I’m learning love is a lot like that. A battle between what we can define and understand, and what remains wild. When we want so badly to give something a name, but we don’t have the words. It’s that feeling in your stomach and your head and your heart and your chest, that feeling of being split open like a cracked egg, as if everything that’s soft and breakable comes pouring out. And we’re left feeling raw and exposed, all those emotions dredged up from the bottom, out of place and in the open.
The weeds through the cracks. The wildness in the city.
Words are like mental enzymes, allowing us to break down and digest the world. They help us tame all those thoughts whirling around inside, to capture them in black and white on a page. Happiness, anger, sadness: we give them names. We alchemize the intangible into something tangible. We’re able to see it, feel it, understand it.
But sometimes we don’t have the words. We can’t define. We can’t fit these feelings into something structured and neat because they’re not that black and white. Because sometimes it just doesn’t make sense. We’re left wondering why we fell in love with the wrong person. Why we didn’t love the right one. Why we felt full and empty at the same time.
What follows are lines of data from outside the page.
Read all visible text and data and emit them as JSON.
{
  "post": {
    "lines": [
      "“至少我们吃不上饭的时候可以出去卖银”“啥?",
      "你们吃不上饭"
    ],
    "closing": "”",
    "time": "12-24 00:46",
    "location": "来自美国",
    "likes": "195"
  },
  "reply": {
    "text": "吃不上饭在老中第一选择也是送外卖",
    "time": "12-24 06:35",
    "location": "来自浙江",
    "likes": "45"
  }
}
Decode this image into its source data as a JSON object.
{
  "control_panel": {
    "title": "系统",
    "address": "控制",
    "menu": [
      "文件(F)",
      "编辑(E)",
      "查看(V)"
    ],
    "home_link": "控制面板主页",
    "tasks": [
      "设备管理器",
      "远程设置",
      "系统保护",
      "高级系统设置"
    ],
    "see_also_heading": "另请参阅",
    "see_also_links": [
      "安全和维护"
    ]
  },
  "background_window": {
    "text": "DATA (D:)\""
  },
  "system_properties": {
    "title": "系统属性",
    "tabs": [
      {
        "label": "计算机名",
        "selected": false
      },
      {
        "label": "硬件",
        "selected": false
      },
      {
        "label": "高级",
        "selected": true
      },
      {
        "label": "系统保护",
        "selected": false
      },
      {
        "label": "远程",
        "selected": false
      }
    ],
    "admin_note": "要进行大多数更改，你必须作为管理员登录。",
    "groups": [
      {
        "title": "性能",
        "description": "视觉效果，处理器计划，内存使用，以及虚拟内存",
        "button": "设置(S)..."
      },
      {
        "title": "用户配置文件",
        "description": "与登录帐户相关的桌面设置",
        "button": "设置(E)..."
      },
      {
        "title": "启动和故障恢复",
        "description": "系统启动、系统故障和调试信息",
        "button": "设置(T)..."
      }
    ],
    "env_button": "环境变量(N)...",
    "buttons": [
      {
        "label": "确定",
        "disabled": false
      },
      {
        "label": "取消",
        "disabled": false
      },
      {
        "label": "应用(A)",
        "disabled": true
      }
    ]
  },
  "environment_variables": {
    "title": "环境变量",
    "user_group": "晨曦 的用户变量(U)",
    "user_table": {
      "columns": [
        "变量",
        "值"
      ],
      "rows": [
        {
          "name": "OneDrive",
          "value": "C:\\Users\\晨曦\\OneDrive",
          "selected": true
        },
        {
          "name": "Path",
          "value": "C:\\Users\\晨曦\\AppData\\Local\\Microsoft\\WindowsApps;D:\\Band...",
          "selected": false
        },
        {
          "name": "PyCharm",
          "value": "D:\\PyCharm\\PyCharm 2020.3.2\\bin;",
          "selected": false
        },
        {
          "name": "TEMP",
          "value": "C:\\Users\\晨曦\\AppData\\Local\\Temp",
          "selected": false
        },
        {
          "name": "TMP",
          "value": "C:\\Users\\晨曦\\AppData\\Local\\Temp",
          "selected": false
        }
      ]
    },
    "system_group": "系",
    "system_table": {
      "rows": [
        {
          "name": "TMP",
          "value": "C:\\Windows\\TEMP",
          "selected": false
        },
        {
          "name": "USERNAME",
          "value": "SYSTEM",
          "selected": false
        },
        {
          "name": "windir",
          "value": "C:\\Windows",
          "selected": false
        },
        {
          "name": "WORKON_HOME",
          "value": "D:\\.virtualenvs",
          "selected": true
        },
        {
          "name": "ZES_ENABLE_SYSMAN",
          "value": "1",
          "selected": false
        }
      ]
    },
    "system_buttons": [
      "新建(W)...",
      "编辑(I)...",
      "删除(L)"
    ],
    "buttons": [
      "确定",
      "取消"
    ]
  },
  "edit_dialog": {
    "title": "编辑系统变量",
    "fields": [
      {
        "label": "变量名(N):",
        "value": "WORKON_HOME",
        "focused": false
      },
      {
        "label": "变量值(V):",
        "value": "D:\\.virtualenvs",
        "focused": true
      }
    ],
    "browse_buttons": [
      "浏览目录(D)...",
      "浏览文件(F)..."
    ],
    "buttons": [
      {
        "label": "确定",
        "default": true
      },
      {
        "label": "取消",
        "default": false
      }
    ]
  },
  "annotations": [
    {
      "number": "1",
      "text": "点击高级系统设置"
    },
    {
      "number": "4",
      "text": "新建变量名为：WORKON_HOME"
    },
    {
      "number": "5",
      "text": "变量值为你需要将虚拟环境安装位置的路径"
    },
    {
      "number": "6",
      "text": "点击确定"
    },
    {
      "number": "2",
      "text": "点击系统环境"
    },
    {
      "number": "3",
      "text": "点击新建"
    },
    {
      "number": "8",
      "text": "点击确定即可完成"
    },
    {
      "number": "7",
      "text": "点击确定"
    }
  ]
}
But here’s the thing. We’re not meant to understand everything, nor are we meant to define everything. Not all experiences are meant to fit within our neat little boxes, our nicely curated words on a page. Because sometimes, it’s more grey than anything.
The truth is, no matter how much we try to beat back the tangled trees and build the manicured cities we want, the wildness always finds a way to creep through—the vines snaking through the pavement, the weeds peeking through the walls. The wild, tangled mess of our humanness pouring out.
And that’s just it. It reminds us, we’re human.
Love isn’t neat and tidy. But it’s real, and there’s something to be said about that. Not knowing means we’re not static. It’s the only way we grow and evolve. And as I get older, I’m beginning to see the beauty in that—the cracks in our being, our raw and imperfect humanness.
Even as I write this, words are my crutch to understand. But sometimes thoughts and emotions are simply too big, or too raw, or too muddy to boil down into such tactile terms. And I get to thinking that maybe that’s a good thing.
Because after all, maybe we’re not meant to be these well-manicured beings. Maybe we’re meant to explore that wildness inside of us, the parts that make us human. Maybe it’s about allowing ourselves to break open and explore even the most remote parts of ourselves—to get a sample from the depths, put it under a microscope, and see what we’re really made of.